Behind the museum, there is a small Japanese garden which you can enter for free. The garden has beautiful flowers, a Japanese tea house, stepping stones and a variety of bridges. It feels very calm and relaxing.
Inaugural Carnaval Parade: By coincidence, our stay in Montevideo overlapped with the start of Uruguay’s 40-day carnaval, so we caught the parade which was filled with samba dancers, candombe groups, and these incredible flag bearers who wave enormous flags and try to get them to fall over the crowd like parachutes.
Humedales de Santa Lucia (Saint Lucia wetlands): On Friday, we again took the bus, this time to the Humedales which are about 20km outside Montevideo in a small town called Santiago Vazquez. There is a boardwalk path that crosses the marshy wetlands which are free to explore. The basin fills with water when Southern winds push water into it. On Friday, the water level was very low because the winds were coming from the North. That meant we could see lots of little crabs scuttling across the mud into their little holes. When we got to the end of the boardwalk, one of the caretakers told us that the wetlands were very muddy, and besides, since it was cloudy, we wouldn’t see very many birds in the wetlands. He suggested we turn around and walk through the woods instead.

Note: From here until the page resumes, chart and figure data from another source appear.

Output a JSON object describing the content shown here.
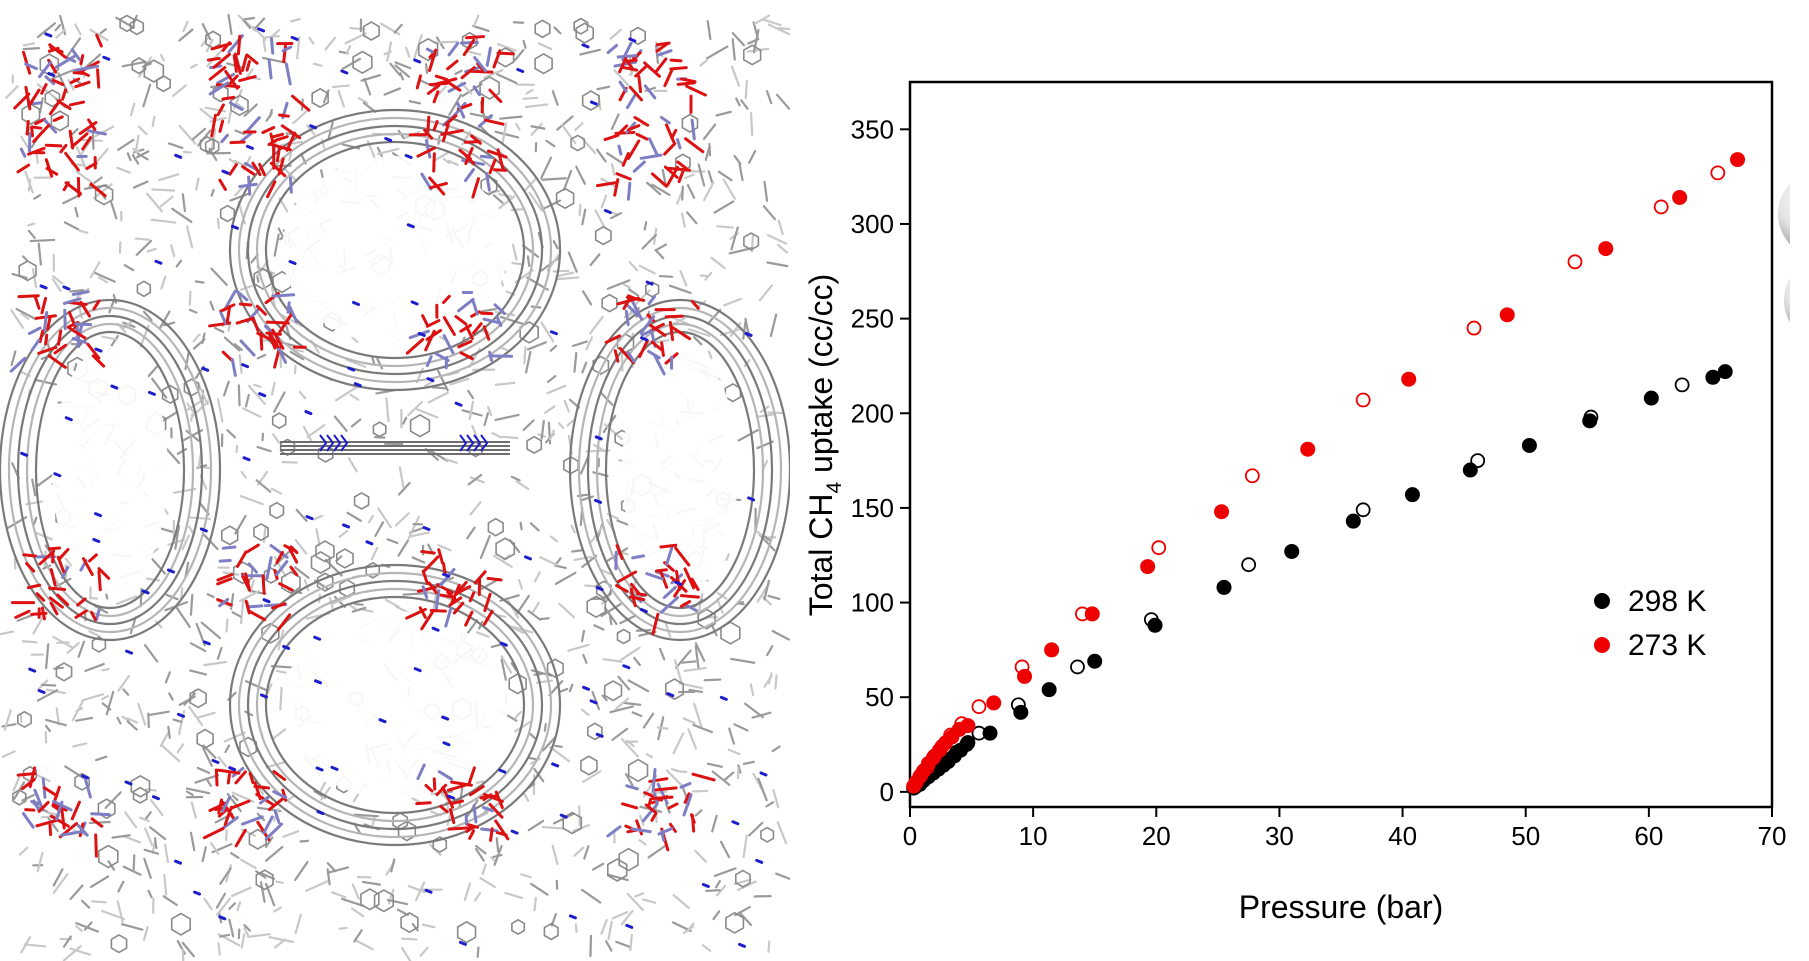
{
  "figure": {
    "left_panel": "crystal-structure-image",
    "icon": "methane-molecule-icon"
  },
  "colors": {
    "black_series": "#000000",
    "red_series": "#ee0000",
    "framework_grey": "#9a9a9a",
    "oxygen_red": "#dd1111",
    "nitrogen_blue": "#1d1dcc",
    "metal_purple": "#7e7ec4",
    "carbon_orange": "#f39b2a",
    "hydrogen_white": "#e8e8e8"
  },
  "chart_data": {
    "type": "scatter",
    "title": "",
    "xlabel": "Pressure (bar)",
    "ylabel": {
      "prefix": "Total CH",
      "subscript": "4",
      "suffix": " uptake (cc/cc)"
    },
    "xlim": [
      0,
      70
    ],
    "ylim": [
      -8,
      375
    ],
    "xticks": [
      0,
      10,
      20,
      30,
      40,
      50,
      60,
      70
    ],
    "yticks": [
      0,
      50,
      100,
      150,
      200,
      250,
      300,
      350
    ],
    "grid": false,
    "legend_position": "bottom-right",
    "series": [
      {
        "name": "298 K",
        "color": "#000000",
        "marker": "filled-circle",
        "points": [
          [
            0.3,
            2
          ],
          [
            0.5,
            3
          ],
          [
            0.8,
            4
          ],
          [
            1.1,
            6
          ],
          [
            1.5,
            8
          ],
          [
            1.9,
            10
          ],
          [
            2.3,
            12
          ],
          [
            2.7,
            14
          ],
          [
            3.1,
            16
          ],
          [
            3.6,
            19
          ],
          [
            4.1,
            22
          ],
          [
            4.7,
            26
          ],
          [
            6.5,
            31
          ],
          [
            9,
            42
          ],
          [
            11.3,
            54
          ],
          [
            15,
            69
          ],
          [
            19.9,
            88
          ],
          [
            25.5,
            108
          ],
          [
            31,
            127
          ],
          [
            36,
            143
          ],
          [
            40.8,
            157
          ],
          [
            45.5,
            170
          ],
          [
            50.3,
            183
          ],
          [
            55.2,
            196
          ],
          [
            60.2,
            208
          ],
          [
            65.2,
            219
          ],
          [
            66.2,
            222
          ]
        ]
      },
      {
        "name": "",
        "color": "#000000",
        "marker": "open-circle",
        "points": [
          [
            0.4,
            3
          ],
          [
            0.8,
            5
          ],
          [
            1.2,
            7
          ],
          [
            1.7,
            10
          ],
          [
            2.3,
            13
          ],
          [
            3,
            17
          ],
          [
            3.8,
            21
          ],
          [
            4.6,
            25
          ],
          [
            5.6,
            31
          ],
          [
            8.8,
            46
          ],
          [
            13.6,
            66
          ],
          [
            19.6,
            91
          ],
          [
            27.5,
            120
          ],
          [
            36.8,
            149
          ],
          [
            46.1,
            175
          ],
          [
            55.3,
            198
          ],
          [
            62.7,
            215
          ]
        ]
      },
      {
        "name": "273 K",
        "color": "#ee0000",
        "marker": "filled-circle",
        "points": [
          [
            0.3,
            3
          ],
          [
            0.5,
            5
          ],
          [
            0.8,
            8
          ],
          [
            1.1,
            11
          ],
          [
            1.5,
            15
          ],
          [
            1.9,
            18
          ],
          [
            2.4,
            22
          ],
          [
            2.9,
            26
          ],
          [
            3.4,
            29
          ],
          [
            4,
            33
          ],
          [
            4.7,
            35
          ],
          [
            6.8,
            47
          ],
          [
            9.3,
            61
          ],
          [
            11.5,
            75
          ],
          [
            14.8,
            94
          ],
          [
            19.3,
            119
          ],
          [
            25.3,
            148
          ],
          [
            32.3,
            181
          ],
          [
            40.5,
            218
          ],
          [
            48.5,
            252
          ],
          [
            56.5,
            287
          ],
          [
            62.5,
            314
          ],
          [
            67.2,
            334
          ]
        ]
      },
      {
        "name": "",
        "color": "#ee0000",
        "marker": "open-circle",
        "points": [
          [
            0.5,
            5
          ],
          [
            0.9,
            9
          ],
          [
            1.4,
            13
          ],
          [
            2,
            19
          ],
          [
            2.6,
            24
          ],
          [
            3.3,
            30
          ],
          [
            4.2,
            36
          ],
          [
            5.6,
            45
          ],
          [
            9.1,
            66
          ],
          [
            14,
            94
          ],
          [
            20.2,
            129
          ],
          [
            27.8,
            167
          ],
          [
            36.8,
            207
          ],
          [
            45.8,
            245
          ],
          [
            54,
            280
          ],
          [
            61,
            309
          ],
          [
            65.6,
            327
          ]
        ]
      }
    ]
  }
}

We found a look-out tower and a path through the woods that led us to many butterflies, lots of squawking parrots, and a beautiful grassy spot for lunch, maté, and cribbage which Jess won, FINALLY!
In between each of these activities, we admired Montevideo’s street art which might rival Buenos Aires’.
All of these activities cost us less than $35 including the cost of the buses and our $12 bottle of wine. All in, including food and hostel, we spent an average of $64.87 per day and we don’t feel like we missed out on anything. Eric calls that “pretty much a success!” Now we’re off to Termas de Daymán in Northern Uruguay on an overnight bus to check out the thermal baths.